A major showdown is brewing in the Syrian city of Idlib, the last stronghold of groups opposed to the rule of Syrian President Bashar al-Assad – and the end result of that battle will be a realignment of forces in Syria. That’s fine for the Syrians, Defense Minister Avigdor Liberman said Thursday – but it has nothing to do with Israel, which will “continue to maintain its own security interests.”
On a tour of frontline communities in northern Israel, Liberman said that “there is a great deal of discussion going on in various places, such as Ankara, Tehran, Geneva, and elsewhere. They are talking about Syria the day after the battle at Idlib. With all due respect to the agreements that are being developed, as far Israel is concerned these agreements are not relevant. We will maintain all the previous agreements and ensure the security of Israel.”
The situation in Syria is precarious, and with the end of the Syrian civil war in sight, that precariousness could begin to affect Israel, especially if Iran decides to attempt to remain in the field after the war. To prepare for the worst, Liberman said that “this year we designated 21 towns in the border area as top priorities for investments by the Homefront Command. We have raised NIS 220 million to refurbish public bomb shelters and to protect educational institutions, as far as 20 kilometers from the border.” In addition, he said, the government would begin a program to ensure that all homes had private bomb shelters.
Speaking Wednesday, Russian Foreign Minister Sergey Lavrov called the rebels in Idlib a “festering abscess” that needed to be “liquidated.” Lavrov, quoted by Reuters, said that Idlib “is the last hotbed of terrorists who are trying to speculate on the region’s status as a de-escalation zone, who are trying to hold the civilian population hostage as human shields and bend to their will those armed groups ready to engage in dialogue with the government. So from all points of view, this festering abscess needs to be liquidated.”

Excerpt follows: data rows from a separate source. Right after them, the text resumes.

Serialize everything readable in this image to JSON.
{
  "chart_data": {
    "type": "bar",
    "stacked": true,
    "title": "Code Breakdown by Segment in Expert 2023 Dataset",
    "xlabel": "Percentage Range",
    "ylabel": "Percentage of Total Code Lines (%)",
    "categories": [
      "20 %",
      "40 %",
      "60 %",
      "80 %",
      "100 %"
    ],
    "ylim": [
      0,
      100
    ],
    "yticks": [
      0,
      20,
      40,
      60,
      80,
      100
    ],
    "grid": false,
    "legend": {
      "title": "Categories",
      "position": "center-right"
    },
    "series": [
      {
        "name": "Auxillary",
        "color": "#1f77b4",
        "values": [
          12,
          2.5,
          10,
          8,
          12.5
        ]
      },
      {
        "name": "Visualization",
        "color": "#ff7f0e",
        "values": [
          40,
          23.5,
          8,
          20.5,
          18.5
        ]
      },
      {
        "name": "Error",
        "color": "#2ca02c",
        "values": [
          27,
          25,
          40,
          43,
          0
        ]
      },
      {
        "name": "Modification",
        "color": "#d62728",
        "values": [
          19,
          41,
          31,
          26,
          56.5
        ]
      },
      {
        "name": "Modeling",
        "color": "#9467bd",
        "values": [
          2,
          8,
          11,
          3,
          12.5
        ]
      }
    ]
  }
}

The United States has warned Russia – which is fighting in Idlib, along with Turkish and Iranian forces, as well as Syrian Army soldiers loyal to Assad – that it would hold Moscow and Damascus responsible for any humanitarian disasters resulting from the war, including the use of chemical weapons. State Department spokesperson Heather Nauert said at a news conference Tuesday that officials had “made it very clear that the United States government and its partners would respond to any verified chemical weapons use in Idlib, or elsewhere in Syria for that matter, in a swift and appropriate manner.”